Er war damals ein bekannter, bewunderter Schriftsteller, ein Autor auf dem Gipfel des Erfolgs, wohl auch des Ruhms, verlegt in Frankfurt am Main, Rostock, Leipzig und Berlin, ein Exot, geboren 1935 in Bilbao, aufgewachsen in Leipzig, wo er auch studierte, wohnhaft seit langem in einem Ort vor den Toren der Hauptstadt, ein DDR-Bürger, der in der Welt zu Hause war und den man jenseits der Mauer sogar früher und besser kannte als im Land, mit dessen blauem Pass er reiste. Er hatte früh einen Roman geschrieben, ein Buch mit dem irritierenden Titel Der Weg nach Oobliadooh, das war, wie üblich, in den Fängen der Zensur gelandet, und die Zensur hatte befunden, dass man die Leser der Republik vor diesem seltsamen Werk und den rebellischen Helden, die es feierte, wirkungsvoll schützen müsste.
Der Roman fiel aus dem Rahmen. Er war eigenwilliger, respektloser als alles, was damals in der DDR geschrieben wurde. Die jungen Leute darin hatten wenig Ähnlichkeit mit den jungen Leuten, die in den Zeitungen vorkamen. Der Roman war chancenlos. Er war zu wüst, zu geistreich und komisch, ein funkelndes Stück Prosa. So kam es, dass er durch Vermittlung Uwe Johnsons bei Suhrkamp erschien und im Westen für Furore sorgte. (In der DDR kam er erst im Herbst 1989 heraus, als auch die Politprominenz hatte einsehen müssen, dass es nicht Bücher waren, die ihr Land in den Exitus getrieben hatten).
Fries, Mitarbeiter der Akademie der Wissenschaften, verlor wegen des aufmüpfigen Werks seinen Posten und wurde arbeitslos in einem Staat, der diesen Zustand offiziell nicht kannte. Er verdiente sein Brot fortan mit Übersetzungen, schrieb ein zweites, drittes, viertes Buch, erst Reportagen und Reiseimpressionen, dann weitere Romane, Essays, Hörspiele. Er kroch nicht zu Kreuze, aber er wurde vorsichtiger. Seine Texte, weit von aller sozialistischen Einfalt entfernt, maskierten sich, so gut es ging, um unverdächtig zu erscheinen. Sie blieben einfalls- und anspielungsreich und betörend ironisch, sie hatten ihren Spaß am spielerischen Umgang mit Historie und Gegenwart, auch an raffiniert gelegten und getarnten Fallen. Man sah ihnen nicht immer gleich an, dass sie in der DDR entstanden waren. So blieb der Argwohn der Ideologiewächter dem Autor erhalten.

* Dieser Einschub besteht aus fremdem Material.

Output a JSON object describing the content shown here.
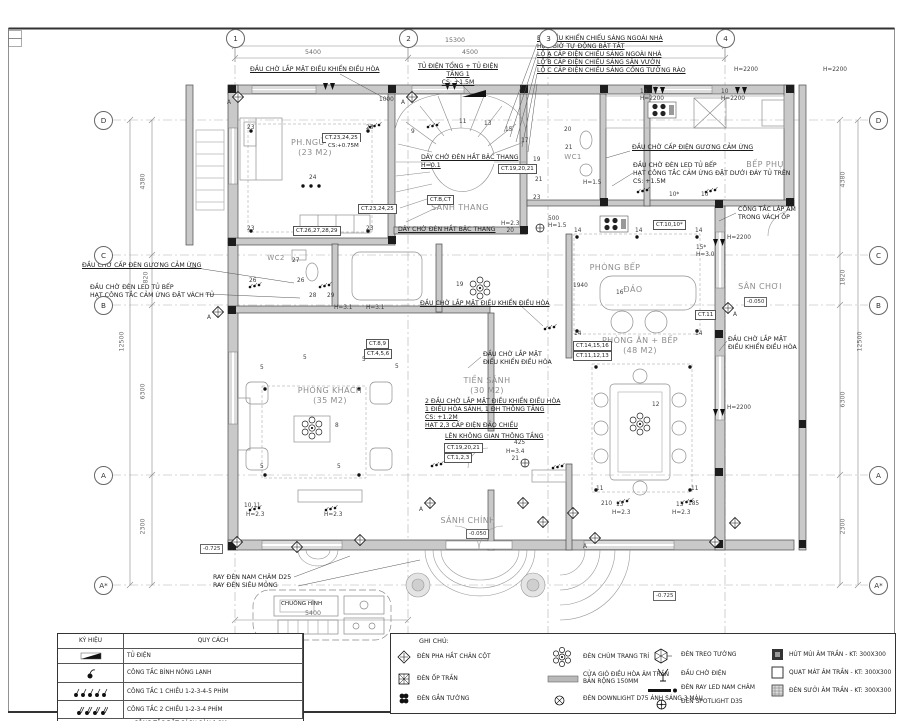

Dabei hat Fries seine Herkunft weder kaschiert noch geleugnet. Das Haus, in dem er saß, stand im Niederbarnim und war von den DDR-Verhältnissen nicht zu trennen. Allerdings: Der Geist drinnen kannte kein Dogma und auch keine Grenzen. Die Bücher an den Wänden holten die Welt ins Zimmer. Die Musik, die er hörte, meist in dröhnender Lautstärke, war nicht von der Art, die man in der Umgebung favorisierte. In den Gesprächen mit Freunden kamen Namen vor, die zu den Zierden der Moderne gehören. Fries war einer der belesensten Autoren, denen man begegnen konnte.

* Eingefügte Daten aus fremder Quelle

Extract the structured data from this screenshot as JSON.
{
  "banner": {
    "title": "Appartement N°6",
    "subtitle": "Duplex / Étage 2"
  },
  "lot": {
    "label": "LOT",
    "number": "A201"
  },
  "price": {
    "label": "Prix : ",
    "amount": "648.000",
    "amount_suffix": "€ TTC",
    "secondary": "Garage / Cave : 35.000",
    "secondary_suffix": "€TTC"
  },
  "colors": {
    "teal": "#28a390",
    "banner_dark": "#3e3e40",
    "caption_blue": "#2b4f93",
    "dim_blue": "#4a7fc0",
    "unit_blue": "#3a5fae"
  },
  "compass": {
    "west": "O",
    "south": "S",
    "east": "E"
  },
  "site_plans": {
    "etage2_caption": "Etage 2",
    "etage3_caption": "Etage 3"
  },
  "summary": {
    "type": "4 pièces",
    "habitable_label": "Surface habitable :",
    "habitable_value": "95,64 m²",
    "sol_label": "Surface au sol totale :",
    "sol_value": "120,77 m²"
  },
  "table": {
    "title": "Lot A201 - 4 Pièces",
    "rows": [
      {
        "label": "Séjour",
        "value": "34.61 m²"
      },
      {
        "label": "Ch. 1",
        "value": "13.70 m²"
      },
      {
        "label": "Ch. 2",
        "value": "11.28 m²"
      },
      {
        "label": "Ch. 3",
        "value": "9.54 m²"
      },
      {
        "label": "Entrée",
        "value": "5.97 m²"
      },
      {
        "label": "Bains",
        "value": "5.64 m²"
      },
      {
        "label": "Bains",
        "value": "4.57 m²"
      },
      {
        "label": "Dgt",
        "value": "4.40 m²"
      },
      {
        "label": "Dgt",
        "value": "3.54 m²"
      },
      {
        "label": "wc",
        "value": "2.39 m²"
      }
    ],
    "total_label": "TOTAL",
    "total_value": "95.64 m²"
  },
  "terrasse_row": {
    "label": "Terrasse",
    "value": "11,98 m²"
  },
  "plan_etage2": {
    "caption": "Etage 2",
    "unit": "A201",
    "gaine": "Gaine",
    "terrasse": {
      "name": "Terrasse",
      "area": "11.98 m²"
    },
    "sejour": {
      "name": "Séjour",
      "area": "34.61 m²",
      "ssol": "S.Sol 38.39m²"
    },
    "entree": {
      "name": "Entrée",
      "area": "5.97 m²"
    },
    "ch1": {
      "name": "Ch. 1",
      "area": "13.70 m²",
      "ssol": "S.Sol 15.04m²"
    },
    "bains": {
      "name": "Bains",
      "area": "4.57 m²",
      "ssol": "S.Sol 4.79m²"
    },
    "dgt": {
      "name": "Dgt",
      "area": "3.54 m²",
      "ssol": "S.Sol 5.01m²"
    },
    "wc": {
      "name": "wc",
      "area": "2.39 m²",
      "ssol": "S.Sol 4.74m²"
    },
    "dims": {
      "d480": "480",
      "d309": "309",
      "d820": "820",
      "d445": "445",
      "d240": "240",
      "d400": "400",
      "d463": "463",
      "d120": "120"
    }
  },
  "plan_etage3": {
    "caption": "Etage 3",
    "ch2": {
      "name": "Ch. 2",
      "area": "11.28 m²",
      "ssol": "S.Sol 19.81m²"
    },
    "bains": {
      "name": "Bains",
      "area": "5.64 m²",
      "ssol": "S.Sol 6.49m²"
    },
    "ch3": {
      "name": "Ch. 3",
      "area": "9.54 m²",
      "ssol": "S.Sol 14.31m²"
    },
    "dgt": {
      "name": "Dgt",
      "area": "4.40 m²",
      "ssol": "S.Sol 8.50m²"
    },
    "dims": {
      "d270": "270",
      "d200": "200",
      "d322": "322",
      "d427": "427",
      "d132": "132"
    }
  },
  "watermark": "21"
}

Was er schrieb, ob Das Luft-Schiff oder Die Väter im Kino, war anders als das meiste, was zwischen Rügen und Fichtelberg zu Papier gebracht wurde, ungewöhnlicher, artistischer, verspielter, exotischer. Den großen Roman, fantastisch wie die gerühmten Schöpfungen der modernen Lateinamerikaner, turbulent, vertrackt und von Jean Paul’schem Humor, schaffte er 1982 mit Alexanders neue Welten, der Geschichte einer mysteriösen Flugzeugentführung, einer verwegenen, geistreichen Wanderung durch die Sphären des realen Sozialismus.

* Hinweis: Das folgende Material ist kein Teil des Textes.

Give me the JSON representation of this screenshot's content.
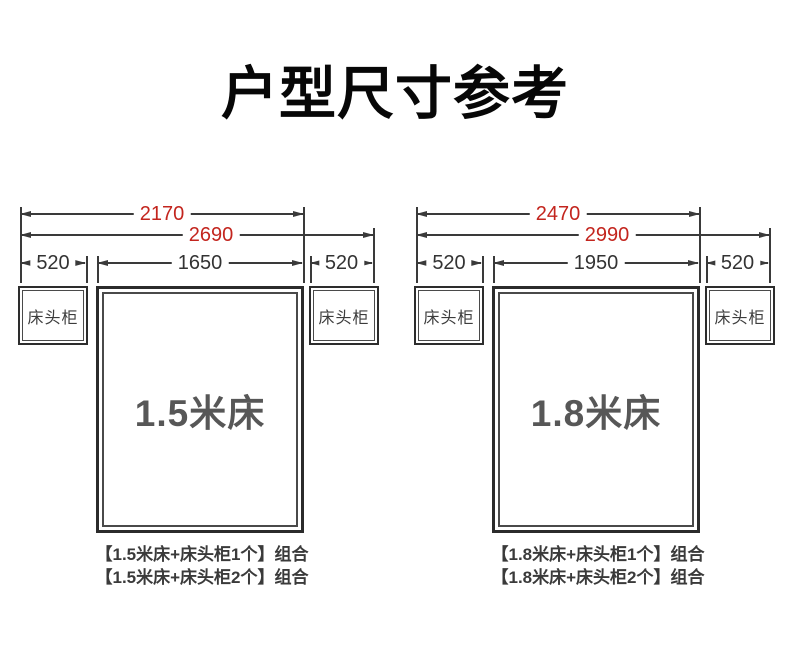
{
  "title": "户型尺寸参考",
  "colors": {
    "dimension_number_red": "#c3251e",
    "line_dark": "#3a3a3a",
    "bed_label_gray": "#575757",
    "background": "#ffffff"
  },
  "diagrams": [
    {
      "bed_label": "1.5米床",
      "nightstand_label": "床头柜",
      "dims": {
        "bed_plus_one_nightstand": "2170",
        "bed_plus_two_nightstands": "2690",
        "left_nightstand_width": "520",
        "bed_width": "1650",
        "right_nightstand_width": "520"
      },
      "captions": [
        "【1.5米床+床头柜1个】组合",
        "【1.5米床+床头柜2个】组合"
      ]
    },
    {
      "bed_label": "1.8米床",
      "nightstand_label": "床头柜",
      "dims": {
        "bed_plus_one_nightstand": "2470",
        "bed_plus_two_nightstands": "2990",
        "left_nightstand_width": "520",
        "bed_width": "1950",
        "right_nightstand_width": "520"
      },
      "captions": [
        "【1.8米床+床头柜1个】组合",
        "【1.8米床+床头柜2个】组合"
      ]
    }
  ]
}
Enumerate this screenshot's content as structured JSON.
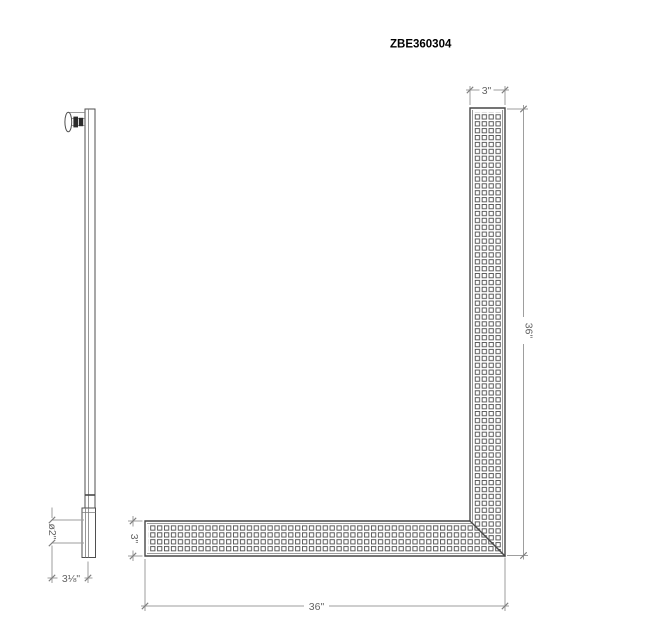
{
  "title": "ZBE360304",
  "views": {
    "front": {
      "name": "front-view",
      "dims": {
        "top_width": "3\"",
        "right_height": "36\"",
        "bottom_width": "36\"",
        "flange_height": "3\""
      }
    },
    "side": {
      "name": "side-view",
      "dims": {
        "hole_diameter": "ø2\"",
        "base_depth": "3⅛\""
      }
    }
  },
  "colors": {
    "background": "#ffffff",
    "part_edge": "#474747",
    "perforation": "#4f4f4f",
    "dimension_line": "#9e9e9e",
    "dimension_text": "#636363",
    "title_text": "#000000"
  }
}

Jahre später wollte diesen Fries keiner mehr kennen. Plötzlich war die Reputation, das Ansehen, alle Hochachtung futsch. Der bewunderte Erzähler, im Westen immer lauter, begeisterter gepriesen als in der DDR, nun eine Unperson, entlarvt als IM. Stasi, das Schreckenswort als Fallbeil. Er machte, als der Medienhatz die Luft ausging, weiter, schrieb, weil er gar nicht anders konnte, in verzweifelter Gegenwehr Buch um Buch. Die Romane Die Nonnen von Bratislava, Der Roncalli-Effekt oder Blaubarts Besitz, hell und brillant wie ehedem, erschienen mal in München, mal in Berlin oder Leipzig. Sie wurden, unfassbar, meistens Totgeburten, vom maßgeblichen Feuilleton (Strafe muss sein!) meist ignoriert.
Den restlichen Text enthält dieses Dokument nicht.